Я вздохнул глубоко: то хорошее холостяцкое, московское, к чему ехал от хорошего семейного деревенского, наступило.
– За газету! – любое застолье начиналось в тот год с этих слов.
Шары бокалов со звоном сдвинулись, с отскока покатились каждый в свою лузу.
– Ну, как тут у вас?
– На Липецк пятый отдел «наехал», – сказал Васильев. – Они отказались печатать.
У меня сердце сжалось, душа напряглась, но я лихо, отважно разлил остатки шампанского и поднял бокал:
– Мало, что ли, вольных городов на Руси?
Выпили за моё возвращение и пошли на планёрку.
Человек десять сидело в бывшей швейцарской дворянского особняка на корточках, на кипах газет, на столе.
Узкое сводчатое окно было, как всегда, плотно закрыто шторами, будто в КГБ, куда однажды в рок-н-рольской юности семидесятых я попал «для беседы».
Через открытую форточку слышался стук дождевых капель по жести подоконника.
Ко мне подсунулась для поцелуя женская мордашка, потянулись мужские руки.
Сам Варламов просиял лицом и вскинул свою лопатистую мясистую ладонь.
Его редакторский стол был не шире журнального, низенький, колченогий, хлипкий.
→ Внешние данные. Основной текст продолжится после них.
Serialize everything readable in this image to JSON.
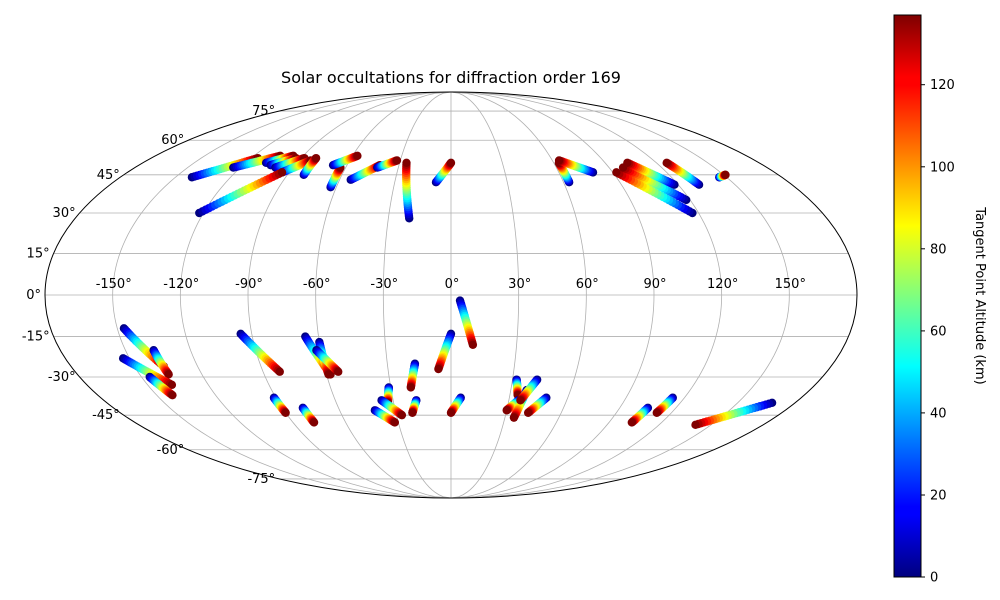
{
  "chart_data": {
    "type": "scatter",
    "projection": "mollweide",
    "title": "Solar occultations for diffraction order 169",
    "colorbar": {
      "label": "Tangent Point Altitude (km)",
      "range": [
        0,
        137
      ],
      "ticks": [
        0,
        20,
        40,
        60,
        80,
        100,
        120
      ],
      "tick_labels": [
        "0",
        "20",
        "40",
        "60",
        "80",
        "100",
        "120"
      ],
      "colormap": "jet"
    },
    "lon_ticks": [
      -150,
      -120,
      -90,
      -60,
      -30,
      0,
      30,
      60,
      90,
      120,
      150
    ],
    "lon_tick_labels": [
      "-150°",
      "-120°",
      "-90°",
      "-60°",
      "-30°",
      "0°",
      "30°",
      "60°",
      "90°",
      "120°",
      "150°"
    ],
    "lat_ticks": [
      75,
      60,
      45,
      30,
      15,
      0,
      -15,
      -30,
      -45,
      -60,
      -75
    ],
    "lat_tick_labels": [
      "75°",
      "60°",
      "45°",
      "30°",
      "15°",
      "0°",
      "-15°",
      "-30°",
      "-45°",
      "-60°",
      "-75°"
    ],
    "tracks": [
      {
        "start": [
          -141,
          44
        ],
        "end": [
          -116,
          52
        ]
      },
      {
        "start": [
          -124,
          48
        ],
        "end": [
          -104,
          53
        ]
      },
      {
        "start": [
          -108,
          50
        ],
        "end": [
          -96,
          53
        ]
      },
      {
        "start": [
          -104,
          49
        ],
        "end": [
          -93,
          52
        ]
      },
      {
        "start": [
          -100,
          48
        ],
        "end": [
          -88,
          52
        ]
      },
      {
        "start": [
          -94,
          46
        ],
        "end": [
          -83,
          51
        ]
      },
      {
        "start": [
          -122,
          30
        ],
        "end": [
          -94,
          46
        ]
      },
      {
        "start": [
          -81,
          45
        ],
        "end": [
          -81,
          52
        ]
      },
      {
        "start": [
          -63,
          40
        ],
        "end": [
          -63,
          48
        ]
      },
      {
        "start": [
          -68,
          49
        ],
        "end": [
          -57,
          53
        ]
      },
      {
        "start": [
          -54,
          43
        ],
        "end": [
          -41,
          49
        ]
      },
      {
        "start": [
          -42,
          48
        ],
        "end": [
          -32,
          51
        ]
      },
      {
        "start": [
          -20,
          28
        ],
        "end": [
          -26,
          50
        ]
      },
      {
        "start": [
          -8,
          42
        ],
        "end": [
          0,
          50
        ]
      },
      {
        "start": [
          63,
          42
        ],
        "end": [
          63,
          50
        ]
      },
      {
        "start": [
          79,
          46
        ],
        "end": [
          64,
          51
        ]
      },
      {
        "start": [
          117,
          30
        ],
        "end": [
          92,
          46
        ]
      },
      {
        "start": [
          118,
          35
        ],
        "end": [
          98,
          48
        ]
      },
      {
        "start": [
          118,
          41
        ],
        "end": [
          103,
          50
        ]
      },
      {
        "start": [
          131,
          41
        ],
        "end": [
          126,
          50
        ]
      },
      {
        "start": [
          146,
          44
        ],
        "end": [
          151,
          45
        ]
      },
      {
        "start": [
          -147,
          -12
        ],
        "end": [
          -136,
          -26
        ]
      },
      {
        "start": [
          -137,
          -20
        ],
        "end": [
          -136,
          -29
        ]
      },
      {
        "start": [
          -153,
          -23
        ],
        "end": [
          -138,
          -33
        ]
      },
      {
        "start": [
          -146,
          -30
        ],
        "end": [
          -142,
          -37
        ]
      },
      {
        "start": [
          -95,
          -14
        ],
        "end": [
          -82,
          -28
        ]
      },
      {
        "start": [
          -66,
          -15
        ],
        "end": [
          -58,
          -29
        ]
      },
      {
        "start": [
          -60,
          -17
        ],
        "end": [
          -59,
          -29
        ]
      },
      {
        "start": [
          -62,
          -20
        ],
        "end": [
          -54,
          -28
        ]
      },
      {
        "start": [
          -91,
          -38
        ],
        "end": [
          -90,
          -44
        ]
      },
      {
        "start": [
          -79,
          -42
        ],
        "end": [
          -78,
          -48
        ]
      },
      {
        "start": [
          -41,
          -43
        ],
        "end": [
          -32,
          -48
        ]
      },
      {
        "start": [
          -31,
          -34
        ],
        "end": [
          -33,
          -40
        ]
      },
      {
        "start": [
          -36,
          -39
        ],
        "end": [
          -27,
          -45
        ]
      },
      {
        "start": [
          -17,
          -25
        ],
        "end": [
          -20,
          -34
        ]
      },
      {
        "start": [
          -18,
          -39
        ],
        "end": [
          -21,
          -44
        ]
      },
      {
        "start": [
          0,
          -14
        ],
        "end": [
          -6,
          -27
        ]
      },
      {
        "start": [
          4,
          -2
        ],
        "end": [
          10,
          -18
        ]
      },
      {
        "start": [
          5,
          -38
        ],
        "end": [
          0,
          -44
        ]
      },
      {
        "start": [
          32,
          -31
        ],
        "end": [
          34,
          -37
        ]
      },
      {
        "start": [
          35,
          -39
        ],
        "end": [
          30,
          -43
        ]
      },
      {
        "start": [
          38,
          -35
        ],
        "end": [
          35,
          -46
        ]
      },
      {
        "start": [
          42,
          -31
        ],
        "end": [
          36,
          -39
        ]
      },
      {
        "start": [
          49,
          -38
        ],
        "end": [
          42,
          -44
        ]
      },
      {
        "start": [
          105,
          -42
        ],
        "end": [
          103,
          -48
        ]
      },
      {
        "start": [
          114,
          -38
        ],
        "end": [
          112,
          -44
        ]
      },
      {
        "start": [
          168,
          -40
        ],
        "end": [
          141,
          -49
        ]
      }
    ]
  }
}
Не стол – подставка для рук.
Варламов – в подтяжках, в просторной полосатой рубахе – тяжело наваливался локтями на полировку, вывернув назад плечи с мощными лопатками, и, словно взмахнув ими, обрушивался на спинку скрипучего стула.
Он корчился под пыткой автора – бородавчатого пенсионера с белым пухом на розовом черепе, мокром от дождя, а может быть, потном, разгорячённом спором.
– Это капитальное исследование! – доказывал автор. – Я расщепил ядро нашего времени! А вы и десяти строк не прочитали.
– Дружище! Старина! В одной фразе проецируется вся книга. Для того чтобы почуять зверя, не обязательно видеть его. В капле воды – весь мировой океан!..
– У меня здесь ключ к пониманию эпохи. А вы – как слепые котята. Вас раздолбали в октябре и ещё раздолбают. А в этой рукописи – наша победа…
Такие люди в прошлые времена ходили по редакциям с проектами «вечных двигателей», с критикой первого закона Ньютона. Теперь они носились с трудами по спасению Отечества. В газете их звали «чайниками»: пыхтят, шипят, горячатся, – и только. В отличие от паровозов, которые, выделяя пар, ещё и тянут.